Home / Topics / Research Design / Measurement / Cultural Validity / Directing an R13 on Adapting Interventions
Luis H. Zayas

Directing an R13 on Adapting Interventions

Posted on June 22, 2008

Luis H. Zayas (bio) describes his R13 as a meeting of the minds to help develop culturally valid programs for Latinos.


I direct this R13, which is a National Institute of Mental Health-funded Conference Grant, it's called. And what we wanted to do was make working meetings where we would get colleagues together, peers, to bat around some ideas and drill down, think harder about them, come up with some new ways of thinking about it.

In our case it was what do you have to do to make interventions for children, youth, and families, particularly parents, how do you make those culturally congruent to the experiences of the people who are receiving the intervention? So we really wanted to get at that because in the literature there's a lot of commentary about, "This is what we need to do, and these are the cultural constructs," but no one really sat down and codified them or brought any common logic, any organization, to them.

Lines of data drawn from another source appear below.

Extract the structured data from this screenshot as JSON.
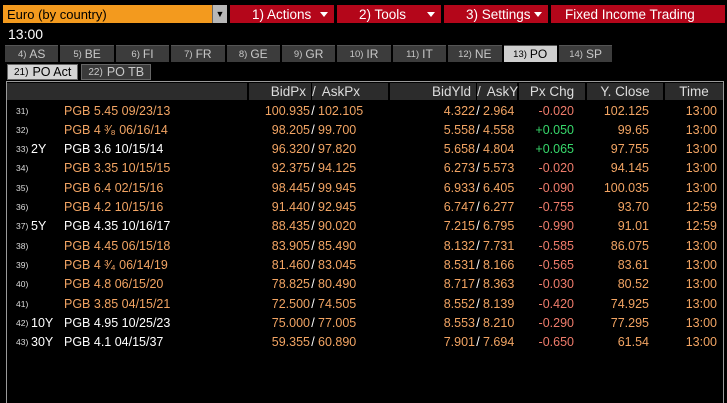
{
  "header": {
    "country_select": "Euro (by country)",
    "menu": [
      {
        "label": "1) Actions",
        "caret": true
      },
      {
        "label": "2) Tools",
        "caret": true
      },
      {
        "label": "3) Settings",
        "caret": true
      },
      {
        "label": "Fixed Income Trading",
        "caret": false
      }
    ],
    "clock": "13:00"
  },
  "tabs": [
    {
      "num": "4)",
      "label": "AS"
    },
    {
      "num": "5)",
      "label": "BE"
    },
    {
      "num": "6)",
      "label": "FI"
    },
    {
      "num": "7)",
      "label": "FR"
    },
    {
      "num": "8)",
      "label": "GE"
    },
    {
      "num": "9)",
      "label": "GR"
    },
    {
      "num": "10)",
      "label": "IR"
    },
    {
      "num": "11)",
      "label": "IT"
    },
    {
      "num": "12)",
      "label": "NE"
    },
    {
      "num": "13)",
      "label": "PO",
      "active": true
    },
    {
      "num": "14)",
      "label": "SP"
    }
  ],
  "subtabs": [
    {
      "num": "21)",
      "label": "PO Act",
      "active": true
    },
    {
      "num": "22)",
      "label": "PO TB"
    }
  ],
  "columns": {
    "bid_px": "BidPx",
    "ask_px": "AskPx",
    "bid_yld": "BidYld",
    "ask_yld": "AskYld",
    "px_chg": "Px Chg",
    "y_close": "Y. Close",
    "time": "Time",
    "slash": "/"
  },
  "rows": [
    {
      "idx": "31)",
      "tenor": "",
      "name": "PGB 5.45 09/23/13",
      "color": "orange",
      "bid": "100.935",
      "ask": "102.105",
      "byld": "4.322",
      "ayld": "2.964",
      "chg": "-0.020",
      "close": "102.125",
      "time": "13:00"
    },
    {
      "idx": "32)",
      "tenor": "",
      "name": "PGB 4 ³⁄₈ 06/16/14",
      "color": "orange",
      "bid": "98.205",
      "ask": "99.700",
      "byld": "5.558",
      "ayld": "4.558",
      "chg": "+0.050",
      "close": "99.65",
      "time": "13:00"
    },
    {
      "idx": "33)",
      "tenor": "2Y",
      "name": "PGB 3.6 10/15/14",
      "color": "white",
      "bid": "96.320",
      "ask": "97.820",
      "byld": "5.658",
      "ayld": "4.804",
      "chg": "+0.065",
      "close": "97.755",
      "time": "13:00"
    },
    {
      "idx": "34)",
      "tenor": "",
      "name": "PGB 3.35 10/15/15",
      "color": "orange",
      "bid": "92.375",
      "ask": "94.125",
      "byld": "6.273",
      "ayld": "5.573",
      "chg": "-0.020",
      "close": "94.145",
      "time": "13:00"
    },
    {
      "idx": "35)",
      "tenor": "",
      "name": "PGB 6.4 02/15/16",
      "color": "orange",
      "bid": "98.445",
      "ask": "99.945",
      "byld": "6.933",
      "ayld": "6.405",
      "chg": "-0.090",
      "close": "100.035",
      "time": "13:00"
    },
    {
      "idx": "36)",
      "tenor": "",
      "name": "PGB 4.2 10/15/16",
      "color": "orange",
      "bid": "91.440",
      "ask": "92.945",
      "byld": "6.747",
      "ayld": "6.277",
      "chg": "-0.755",
      "close": "93.70",
      "time": "12:59"
    },
    {
      "idx": "37)",
      "tenor": "5Y",
      "name": "PGB 4.35 10/16/17",
      "color": "white",
      "bid": "88.435",
      "ask": "90.020",
      "byld": "7.215",
      "ayld": "6.795",
      "chg": "-0.990",
      "close": "91.01",
      "time": "12:59"
    },
    {
      "idx": "38)",
      "tenor": "",
      "name": "PGB 4.45 06/15/18",
      "color": "orange",
      "bid": "83.905",
      "ask": "85.490",
      "byld": "8.132",
      "ayld": "7.731",
      "chg": "-0.585",
      "close": "86.075",
      "time": "13:00"
    },
    {
      "idx": "39)",
      "tenor": "",
      "name": "PGB 4 ³⁄₄ 06/14/19",
      "color": "orange",
      "bid": "81.460",
      "ask": "83.045",
      "byld": "8.531",
      "ayld": "8.166",
      "chg": "-0.565",
      "close": "83.61",
      "time": "13:00"
    },
    {
      "idx": "40)",
      "tenor": "",
      "name": "PGB 4.8 06/15/20",
      "color": "orange",
      "bid": "78.825",
      "ask": "80.490",
      "byld": "8.717",
      "ayld": "8.363",
      "chg": "-0.030",
      "close": "80.52",
      "time": "13:00"
    },
    {
      "idx": "41)",
      "tenor": "",
      "name": "PGB 3.85 04/15/21",
      "color": "orange",
      "bid": "72.500",
      "ask": "74.505",
      "byld": "8.552",
      "ayld": "8.139",
      "chg": "-0.420",
      "close": "74.925",
      "time": "13:00"
    },
    {
      "idx": "42)",
      "tenor": "10Y",
      "name": "PGB 4.95 10/25/23",
      "color": "white",
      "bid": "75.000",
      "ask": "77.005",
      "byld": "8.553",
      "ayld": "8.210",
      "chg": "-0.290",
      "close": "77.295",
      "time": "13:00"
    },
    {
      "idx": "43)",
      "tenor": "30Y",
      "name": "PGB 4.1 04/15/37",
      "color": "white",
      "bid": "59.355",
      "ask": "60.890",
      "byld": "7.901",
      "ayld": "7.694",
      "chg": "-0.650",
      "close": "61.54",
      "time": "13:00"
    }
  ]
}
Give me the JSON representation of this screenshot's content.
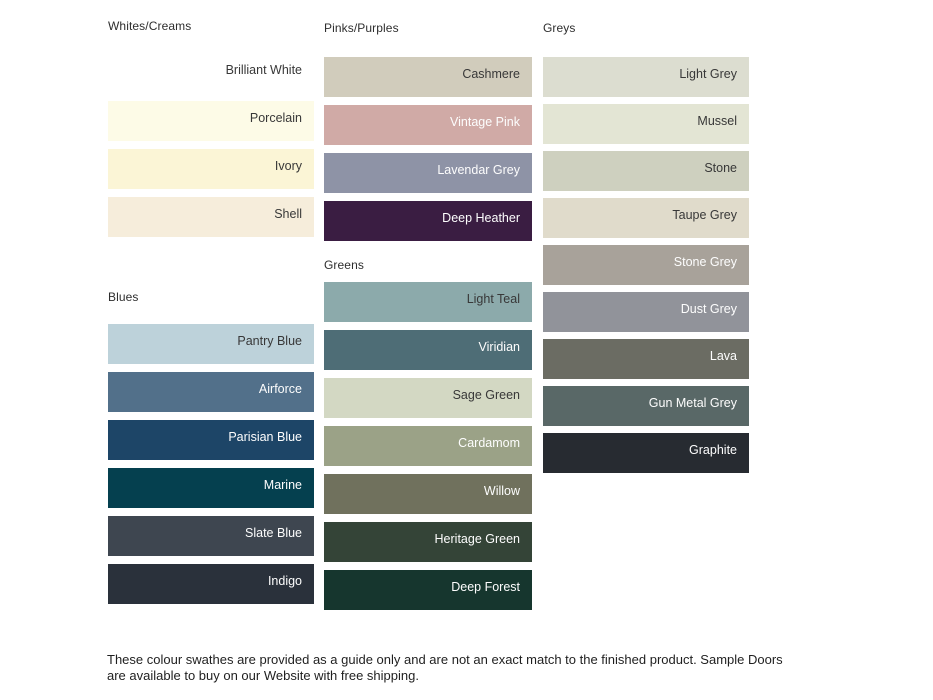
{
  "page": {
    "background": "#ffffff",
    "footer": "These colour swathes are provided as a guide only and are not an exact match to the finished product.  Sample Doors are available to buy on our Website with free shipping."
  },
  "groups": [
    {
      "id": "whites-creams",
      "label": "Whites/Creams",
      "swatches": [
        {
          "name": "Brilliant White",
          "color": "#ffffff",
          "text": "dark"
        },
        {
          "name": "Porcelain",
          "color": "#fdfbe7",
          "text": "dark"
        },
        {
          "name": "Ivory",
          "color": "#fbf5d6",
          "text": "dark"
        },
        {
          "name": "Shell",
          "color": "#f6eddb",
          "text": "dark"
        }
      ]
    },
    {
      "id": "blues",
      "label": "Blues",
      "swatches": [
        {
          "name": "Pantry Blue",
          "color": "#bdd2da",
          "text": "dark"
        },
        {
          "name": "Airforce",
          "color": "#52708a",
          "text": "light"
        },
        {
          "name": "Parisian Blue",
          "color": "#1d4567",
          "text": "light"
        },
        {
          "name": "Marine",
          "color": "#05404f",
          "text": "light"
        },
        {
          "name": "Slate Blue",
          "color": "#3e4650",
          "text": "light"
        },
        {
          "name": "Indigo",
          "color": "#2a313b",
          "text": "light"
        }
      ]
    },
    {
      "id": "pinks-purples",
      "label": "Pinks/Purples",
      "swatches": [
        {
          "name": "Cashmere",
          "color": "#d1ccbc",
          "text": "dark"
        },
        {
          "name": "Vintage Pink",
          "color": "#d0aaa6",
          "text": "light"
        },
        {
          "name": "Lavendar Grey",
          "color": "#8e93a6",
          "text": "light"
        },
        {
          "name": "Deep Heather",
          "color": "#3a1d42",
          "text": "light"
        }
      ]
    },
    {
      "id": "greens",
      "label": "Greens",
      "swatches": [
        {
          "name": "Light Teal",
          "color": "#8caaab",
          "text": "dark"
        },
        {
          "name": "Viridian",
          "color": "#4e6d76",
          "text": "light"
        },
        {
          "name": "Sage Green",
          "color": "#d3d8c3",
          "text": "dark"
        },
        {
          "name": "Cardamom",
          "color": "#9ba287",
          "text": "light"
        },
        {
          "name": "Willow",
          "color": "#70715d",
          "text": "light"
        },
        {
          "name": "Heritage Green",
          "color": "#344437",
          "text": "light"
        },
        {
          "name": "Deep Forest",
          "color": "#16362e",
          "text": "light"
        }
      ]
    },
    {
      "id": "greys",
      "label": "Greys",
      "swatches": [
        {
          "name": "Light Grey",
          "color": "#dcddd0",
          "text": "dark"
        },
        {
          "name": "Mussel",
          "color": "#e3e5d4",
          "text": "dark"
        },
        {
          "name": "Stone",
          "color": "#ced0bf",
          "text": "dark"
        },
        {
          "name": "Taupe Grey",
          "color": "#e0dbcb",
          "text": "dark"
        },
        {
          "name": "Stone Grey",
          "color": "#a8a29a",
          "text": "light"
        },
        {
          "name": "Dust Grey",
          "color": "#91939a",
          "text": "light"
        },
        {
          "name": "Lava",
          "color": "#6b6c63",
          "text": "light"
        },
        {
          "name": "Gun Metal Grey",
          "color": "#596867",
          "text": "light"
        },
        {
          "name": "Graphite",
          "color": "#272b31",
          "text": "light"
        }
      ]
    }
  ]
}
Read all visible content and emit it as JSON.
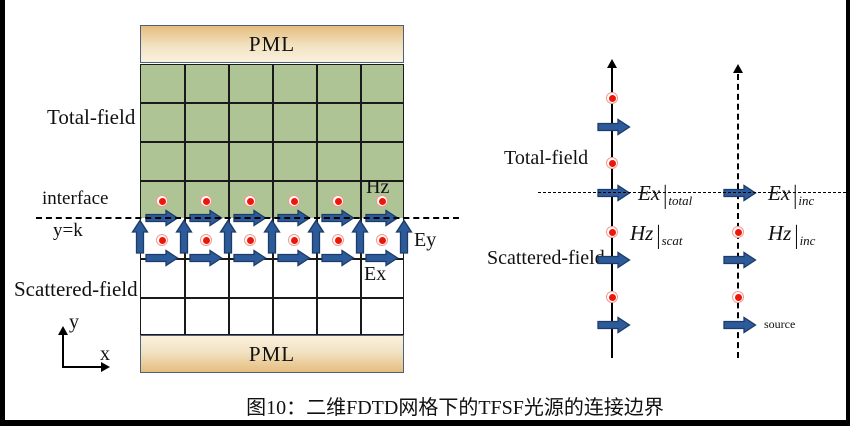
{
  "figure": {
    "caption": "图10：二维FDTD网格下的TFSF光源的连接边界"
  },
  "left_diagram": {
    "pml_top": "PML",
    "pml_bottom": "PML",
    "labels": {
      "total_field": "Total-field",
      "interface": "interface",
      "y_eq_k": "y=k",
      "scattered_field": "Scattered-field",
      "hz": "Hz",
      "ey": "Ey",
      "ex": "Ex",
      "axis_y": "y",
      "axis_x": "x"
    },
    "grid": {
      "columns": 6,
      "total_field_rows": 4,
      "scattered_field_rows": 3
    }
  },
  "right_diagram": {
    "labels": {
      "total_field": "Total-field",
      "scattered_field": "Scattered-field",
      "source": "source",
      "ex_total": {
        "main": "Ex",
        "sub": "total"
      },
      "ex_inc": {
        "main": "Ex",
        "sub": "inc"
      },
      "hz_scat": {
        "main": "Hz",
        "sub": "scat"
      },
      "hz_inc": {
        "main": "Hz",
        "sub": "inc"
      }
    }
  },
  "colors": {
    "arrow_fill": "#2d5a9b",
    "arrow_stroke": "#1c3c66",
    "dot_fill": "#ec1708",
    "dot_ring": "#f29c90",
    "green_cell": "#aec494",
    "pml_dark": "#e5bd7d",
    "pml_light": "#faf1de",
    "pml_border": "#4a627e"
  }
}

So the R13 is really a chance, it's a meeting of the minds if you will, for peers to come and talk about what is it we need to think about when we're adapting interventions? Because we know that most interventions have been developed with other populations in mind, and those populations may not have -- that is, the ones that we're interested in, in this case Hispanic children, youth, and families -- weren't necessarily included in the original development and the standardization of the intervention. So what do we need to make it congruent to them?

And that's our job is to conceptualize and hopefully come up with some methodologies so that we can standardize and help other investigators do the kind of adaptations we're talking about.